Innovation and R&D Innovation at CCU is focused less on classic lab R&D and more on sustainability, efficiency, and new product concepts. The company has made large strides in cutting emissions and water use, and is pushing hard into recycled and reusable packaging, which can both lower long‑term costs and strengthen its image with customers and regulators. It is also experimenting with low and no‑alcohol drinks, premium offerings, and a growing digital ecosystem that includes loyalty programs and e‑commerce channels.

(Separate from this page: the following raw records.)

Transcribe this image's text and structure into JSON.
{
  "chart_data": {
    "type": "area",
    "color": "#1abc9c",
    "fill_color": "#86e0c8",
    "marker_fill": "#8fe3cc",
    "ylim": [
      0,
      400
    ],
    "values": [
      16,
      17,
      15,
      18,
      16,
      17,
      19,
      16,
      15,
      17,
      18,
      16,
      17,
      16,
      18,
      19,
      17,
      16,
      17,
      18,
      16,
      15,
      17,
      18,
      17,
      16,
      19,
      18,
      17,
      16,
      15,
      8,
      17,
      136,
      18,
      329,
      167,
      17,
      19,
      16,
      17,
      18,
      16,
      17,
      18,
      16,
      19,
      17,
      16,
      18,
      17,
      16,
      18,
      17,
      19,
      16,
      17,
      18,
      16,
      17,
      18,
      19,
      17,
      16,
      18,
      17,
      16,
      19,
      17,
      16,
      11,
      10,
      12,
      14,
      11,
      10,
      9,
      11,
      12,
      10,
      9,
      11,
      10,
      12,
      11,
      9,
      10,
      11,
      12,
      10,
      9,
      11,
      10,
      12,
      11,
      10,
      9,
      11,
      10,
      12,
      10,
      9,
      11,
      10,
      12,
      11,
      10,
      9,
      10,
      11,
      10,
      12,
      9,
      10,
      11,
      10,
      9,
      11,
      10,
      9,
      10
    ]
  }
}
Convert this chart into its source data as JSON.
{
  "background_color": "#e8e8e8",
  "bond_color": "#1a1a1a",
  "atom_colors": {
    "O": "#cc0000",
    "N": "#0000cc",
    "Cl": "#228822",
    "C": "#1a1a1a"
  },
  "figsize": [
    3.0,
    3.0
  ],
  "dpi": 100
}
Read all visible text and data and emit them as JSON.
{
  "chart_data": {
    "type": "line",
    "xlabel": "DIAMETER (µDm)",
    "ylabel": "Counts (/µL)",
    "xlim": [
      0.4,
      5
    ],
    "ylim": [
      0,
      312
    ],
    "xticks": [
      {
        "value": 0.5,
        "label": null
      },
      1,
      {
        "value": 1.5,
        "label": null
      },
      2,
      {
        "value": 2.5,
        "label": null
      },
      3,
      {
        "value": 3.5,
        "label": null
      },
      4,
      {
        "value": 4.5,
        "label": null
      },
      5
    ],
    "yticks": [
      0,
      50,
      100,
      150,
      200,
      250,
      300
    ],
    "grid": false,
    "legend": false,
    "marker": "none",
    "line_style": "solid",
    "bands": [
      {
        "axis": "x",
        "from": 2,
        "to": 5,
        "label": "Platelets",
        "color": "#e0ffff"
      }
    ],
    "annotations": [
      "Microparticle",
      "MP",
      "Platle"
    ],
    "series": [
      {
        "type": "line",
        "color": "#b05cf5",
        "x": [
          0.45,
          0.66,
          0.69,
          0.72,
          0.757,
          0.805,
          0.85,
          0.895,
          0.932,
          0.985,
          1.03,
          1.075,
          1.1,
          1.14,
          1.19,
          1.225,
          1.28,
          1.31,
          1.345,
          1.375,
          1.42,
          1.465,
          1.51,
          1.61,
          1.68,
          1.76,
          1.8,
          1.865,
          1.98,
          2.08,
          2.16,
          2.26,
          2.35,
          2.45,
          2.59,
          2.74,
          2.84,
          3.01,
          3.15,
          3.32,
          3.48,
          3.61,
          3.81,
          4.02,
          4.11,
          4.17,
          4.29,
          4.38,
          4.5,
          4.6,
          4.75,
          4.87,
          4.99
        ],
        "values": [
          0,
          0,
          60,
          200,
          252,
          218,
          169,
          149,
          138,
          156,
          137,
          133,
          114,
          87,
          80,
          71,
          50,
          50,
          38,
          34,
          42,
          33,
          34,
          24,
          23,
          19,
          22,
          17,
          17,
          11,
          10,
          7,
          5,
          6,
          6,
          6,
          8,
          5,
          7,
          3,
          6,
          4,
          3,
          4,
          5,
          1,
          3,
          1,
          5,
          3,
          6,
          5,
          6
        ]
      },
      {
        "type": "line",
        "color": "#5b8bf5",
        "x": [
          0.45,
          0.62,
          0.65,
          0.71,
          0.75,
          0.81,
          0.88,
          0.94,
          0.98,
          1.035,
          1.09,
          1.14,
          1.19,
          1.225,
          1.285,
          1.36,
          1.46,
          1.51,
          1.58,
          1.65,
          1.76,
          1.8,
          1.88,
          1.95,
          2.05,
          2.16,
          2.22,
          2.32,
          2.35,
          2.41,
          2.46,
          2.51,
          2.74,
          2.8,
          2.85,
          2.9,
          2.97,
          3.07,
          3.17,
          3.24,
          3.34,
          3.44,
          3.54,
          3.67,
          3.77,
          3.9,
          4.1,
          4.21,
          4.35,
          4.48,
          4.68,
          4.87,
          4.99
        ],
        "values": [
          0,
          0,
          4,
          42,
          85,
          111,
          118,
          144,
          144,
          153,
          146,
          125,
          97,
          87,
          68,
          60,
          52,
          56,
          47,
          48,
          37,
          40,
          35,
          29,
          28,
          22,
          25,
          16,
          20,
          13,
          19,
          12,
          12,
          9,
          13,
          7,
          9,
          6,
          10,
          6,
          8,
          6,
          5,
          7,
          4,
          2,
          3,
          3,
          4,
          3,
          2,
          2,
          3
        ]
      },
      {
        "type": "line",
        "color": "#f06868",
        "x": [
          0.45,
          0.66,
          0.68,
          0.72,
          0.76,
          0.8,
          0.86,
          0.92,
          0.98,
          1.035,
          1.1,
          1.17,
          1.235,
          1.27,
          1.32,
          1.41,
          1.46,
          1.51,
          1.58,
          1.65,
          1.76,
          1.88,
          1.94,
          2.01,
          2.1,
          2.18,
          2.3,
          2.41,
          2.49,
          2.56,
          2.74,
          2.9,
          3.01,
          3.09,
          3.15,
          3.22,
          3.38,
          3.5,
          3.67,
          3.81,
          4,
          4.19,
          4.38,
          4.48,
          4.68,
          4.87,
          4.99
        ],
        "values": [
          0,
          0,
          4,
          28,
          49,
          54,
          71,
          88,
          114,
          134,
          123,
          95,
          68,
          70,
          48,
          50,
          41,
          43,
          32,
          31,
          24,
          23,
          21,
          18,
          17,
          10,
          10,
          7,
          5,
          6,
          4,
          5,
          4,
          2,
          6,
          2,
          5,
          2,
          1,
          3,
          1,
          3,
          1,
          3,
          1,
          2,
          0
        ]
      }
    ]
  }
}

These initiatives suggest a management team trying to stay ahead of consumer trends and future environmental rules, rather than reacting late.


Summary

CCU looks like a solid, established Latin American beverage group with growing scale, improving profitability, and a strong portfolio of brands supported by powerful partnerships and distribution. Its financials show a business that has largely digested past shocks and is reinvesting for the next phase of growth, while still generating healthy cash. Rising debt and concentration in volatile regional markets are the key risk factors and could weigh on results if macro conditions worsen. At the same time, CCU’s push into sustainability, digital capabilities, and premium and low‑alcohol products offers multiple avenues for long‑term value creation if execution remains disciplined.